Desde su Amberes natal, Anton ha viajado hasta Sicilia sólo por conocerla. Una mujer menudita, de mirada transparente, vieja como el mundo y casi ciega pero aún con la memoria despierta y muy cortés, es lo que ha encontrado. Con ella ha pasado el día, en el pequeño taller que en la casa familiar todavía conserva, pese a no poder ya apenas pintar.

Mientras el joven bosquejaba su retrato, ella −indiscutible maestra del arte− generosa, sus secretos desveló y de retazos muy valiosos de su vida con ellos le ha hecho entrega. El mayor regalo que este pintor, a punto de convertirse ya en uno de los mejores retratistas de su siglo, jamás recibirá.

Con una voz tranquila y dulce en la que, a su pesar, se filtra siempre un poso de melancolía, para él ha recordado la anciana el orgullo que la muchacha que alguna vez fue, casi una chiquilla, sintió frente a su primera obra, el mimo con que preparaba los lienzos, la delicadeza infinita con que escogía los pigmentos −ocre, dorado y bermellón siempre en su paleta− el modo en que los molía… Y, perdida en su recuerdo, con extremo detalle, al joven pintor ha relatado la importancia que para ella tuvo en aquel momento demostrar al mundo su valía, su capacidad como artista, su intensa pasión por la pintura. El oscuro y difícil aprendizaje al fin entre un grupo de varones repletos de prejuicios contra los que anhelaba competir en condiciones de igualdad, decidida a no convertirse en una rareza, empeñada siempre en ser la mejor pintora posible, dueña de una férrea voluntad y una rara confianza en sí misma.

Le ha hablado de sus viajes por Europa, de su admiración por Miguel Ángel, del cariño y el respeto con que el genio la trató; de su larga estancia en la corte de España a la que, junto a un pequeño séquito, una mañana de invierno fría y muy brumosa, próximo ya a concluir aquel año de 1559, llegó como dama de la nueva reina; de cómo muy pronto, sin apenas darse cuenta, se convirtió en su mentora y amiga; de los innumerables retratos de la familia real que en aquella época realizó.

También de su entusiasmo, de su tenacidad y rebeldía, de su eterna devoción por la belleza, de la incansable búsqueda de autenticidad que en todo momento rigió su vida y su pintura.

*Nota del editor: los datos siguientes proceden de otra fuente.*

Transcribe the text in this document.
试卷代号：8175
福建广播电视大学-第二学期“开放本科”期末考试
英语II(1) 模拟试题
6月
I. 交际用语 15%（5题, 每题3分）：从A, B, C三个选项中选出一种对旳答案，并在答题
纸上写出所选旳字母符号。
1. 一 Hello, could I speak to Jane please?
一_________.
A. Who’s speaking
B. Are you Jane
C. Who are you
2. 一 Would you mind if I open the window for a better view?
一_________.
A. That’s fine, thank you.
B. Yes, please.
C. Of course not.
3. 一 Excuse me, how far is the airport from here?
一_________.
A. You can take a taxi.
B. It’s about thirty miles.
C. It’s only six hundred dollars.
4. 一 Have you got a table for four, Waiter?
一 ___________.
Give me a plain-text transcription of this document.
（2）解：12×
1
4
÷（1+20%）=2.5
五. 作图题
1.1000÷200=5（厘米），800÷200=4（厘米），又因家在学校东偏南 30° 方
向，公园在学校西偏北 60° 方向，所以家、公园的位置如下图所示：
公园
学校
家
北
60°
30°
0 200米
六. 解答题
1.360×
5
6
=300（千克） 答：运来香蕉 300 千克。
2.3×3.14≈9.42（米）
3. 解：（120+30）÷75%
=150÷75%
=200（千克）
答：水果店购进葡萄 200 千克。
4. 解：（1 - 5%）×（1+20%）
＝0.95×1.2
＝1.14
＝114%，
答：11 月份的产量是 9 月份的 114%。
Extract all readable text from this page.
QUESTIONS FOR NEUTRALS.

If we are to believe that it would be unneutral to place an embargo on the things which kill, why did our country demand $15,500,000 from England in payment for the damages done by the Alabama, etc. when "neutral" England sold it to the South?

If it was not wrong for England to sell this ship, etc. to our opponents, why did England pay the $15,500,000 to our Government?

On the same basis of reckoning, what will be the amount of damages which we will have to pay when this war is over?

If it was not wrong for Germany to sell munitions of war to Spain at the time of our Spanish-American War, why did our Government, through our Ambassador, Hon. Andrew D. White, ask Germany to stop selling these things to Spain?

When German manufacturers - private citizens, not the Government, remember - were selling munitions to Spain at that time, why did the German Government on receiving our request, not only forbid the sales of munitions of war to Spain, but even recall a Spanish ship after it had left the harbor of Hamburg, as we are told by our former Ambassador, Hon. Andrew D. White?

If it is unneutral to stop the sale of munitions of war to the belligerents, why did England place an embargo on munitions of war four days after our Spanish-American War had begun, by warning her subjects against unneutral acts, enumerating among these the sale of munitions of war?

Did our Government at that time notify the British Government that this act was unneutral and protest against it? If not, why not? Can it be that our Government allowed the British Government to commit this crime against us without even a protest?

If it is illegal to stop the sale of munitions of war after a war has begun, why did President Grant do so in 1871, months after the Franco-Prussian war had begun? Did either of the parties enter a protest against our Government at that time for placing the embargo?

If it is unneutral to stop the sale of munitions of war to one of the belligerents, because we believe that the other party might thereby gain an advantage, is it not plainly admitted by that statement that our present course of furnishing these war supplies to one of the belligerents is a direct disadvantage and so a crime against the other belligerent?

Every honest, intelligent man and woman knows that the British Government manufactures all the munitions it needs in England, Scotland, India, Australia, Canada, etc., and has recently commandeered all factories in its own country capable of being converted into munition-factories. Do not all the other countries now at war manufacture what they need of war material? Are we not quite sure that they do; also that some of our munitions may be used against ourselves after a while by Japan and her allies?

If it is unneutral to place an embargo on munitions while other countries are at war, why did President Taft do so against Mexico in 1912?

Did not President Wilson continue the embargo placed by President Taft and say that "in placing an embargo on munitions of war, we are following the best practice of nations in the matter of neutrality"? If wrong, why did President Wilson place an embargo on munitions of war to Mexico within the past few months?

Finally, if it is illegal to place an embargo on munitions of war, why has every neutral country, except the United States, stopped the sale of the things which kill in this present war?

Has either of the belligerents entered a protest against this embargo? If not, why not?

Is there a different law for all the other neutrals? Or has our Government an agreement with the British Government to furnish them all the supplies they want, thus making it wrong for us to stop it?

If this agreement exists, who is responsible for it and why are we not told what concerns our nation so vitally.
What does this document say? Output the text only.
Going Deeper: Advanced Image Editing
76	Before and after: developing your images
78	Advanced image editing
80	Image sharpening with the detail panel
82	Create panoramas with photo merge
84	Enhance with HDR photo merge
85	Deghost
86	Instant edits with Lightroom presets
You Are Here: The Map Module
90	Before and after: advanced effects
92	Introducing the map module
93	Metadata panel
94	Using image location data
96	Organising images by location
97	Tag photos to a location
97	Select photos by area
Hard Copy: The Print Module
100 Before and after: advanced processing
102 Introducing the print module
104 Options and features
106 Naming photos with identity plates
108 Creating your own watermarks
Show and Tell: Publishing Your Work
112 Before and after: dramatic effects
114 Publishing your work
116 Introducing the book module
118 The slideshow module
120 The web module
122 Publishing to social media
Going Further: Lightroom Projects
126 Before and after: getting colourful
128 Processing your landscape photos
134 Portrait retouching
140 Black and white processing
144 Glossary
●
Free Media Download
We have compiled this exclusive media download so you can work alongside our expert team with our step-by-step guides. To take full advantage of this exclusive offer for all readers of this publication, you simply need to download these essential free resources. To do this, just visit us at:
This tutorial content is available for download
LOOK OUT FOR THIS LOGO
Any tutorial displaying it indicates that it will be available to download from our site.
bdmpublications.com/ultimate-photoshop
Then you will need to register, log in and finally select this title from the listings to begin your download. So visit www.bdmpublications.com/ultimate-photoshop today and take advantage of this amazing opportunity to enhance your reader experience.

Horas y horas parloteando ella sin parar, risueña y chispeante. Feliz. Y, encandilado, escuchándola Anton, en silencio, atrapado por el eco de una voz que el don de aligerar las cosas parecía haber adquirido, fijos los ojos en ese semblante amable y surcado por el tiempo que ahora ella tiene, en su sonrisa sabia y fatigada algo desteñida ya por las inclemencias de la vida, en cierta expresión de candidez en la que, pese a la nostalgia y el cansancio, él ha creído adivinar alegría. Y ha dibujado. Una y otra vez ha esbozado su rostro, obediente a sus instrucciones, midiendo la luz y la distancia: ni demasiado cerca, ni demasiado alto, ni demasiado bajo para que las sombras no marquen mucho sus arrugas, en algún momento le dijo con infantil coquetería. Trazos, luces y contraluces con los que él ha pretendido atrapar la dulzura de un alma. Del alma que a los ojos de esa mujer luchadora y valiente se asoma. El alma de una soñadora de imágenes que, contra viento y marea −piensa ahora conmovido− ha sabido vencer la asfixiante grisura a que la condenaba el mundo para dejar en él testimonio de su mirada, de su gusto por el equilibrio y la sobriedad, de su cercanía y su ternura, de la inmensa humanidad que revela su pintura.

El frío y la caminata apenas aquietan el ánimo del pintor que, impaciente, espera rompa el día para plasmar sobre el lienzo las impresiones que sin tregua asaltan su mente, cautivado como nunca estuvo por una mujer casi centenaria, humilde, serena y algo ingenua todavía, que intacta conserva su vocación de pintora. Sobrecogido, atravesado por una oleada suave de dulzura y pena insoportable, vulnerable, agradecido, emocionado hasta las lágrimas. Así se siente el joven Van Dyck tras su encuentro con la mayor pintora que hasta entonces los siglos conocieron, incapaz de imaginar en ese instante lo pronto que su obra será silenciada bajo nubes de polvo y olvido y que mucho tiempo después, el retrato que a punto ahora él está de pintar, rescatará del pozo de sombras al que ha de ser arrojada −mujer, al fin− a la gran Sofonisba Anguissola.

 

 

 

Relato publicado en el nº 9 (marzo 2019) de la revista «Papenfuss» (especial dedicado al 8 de marzo).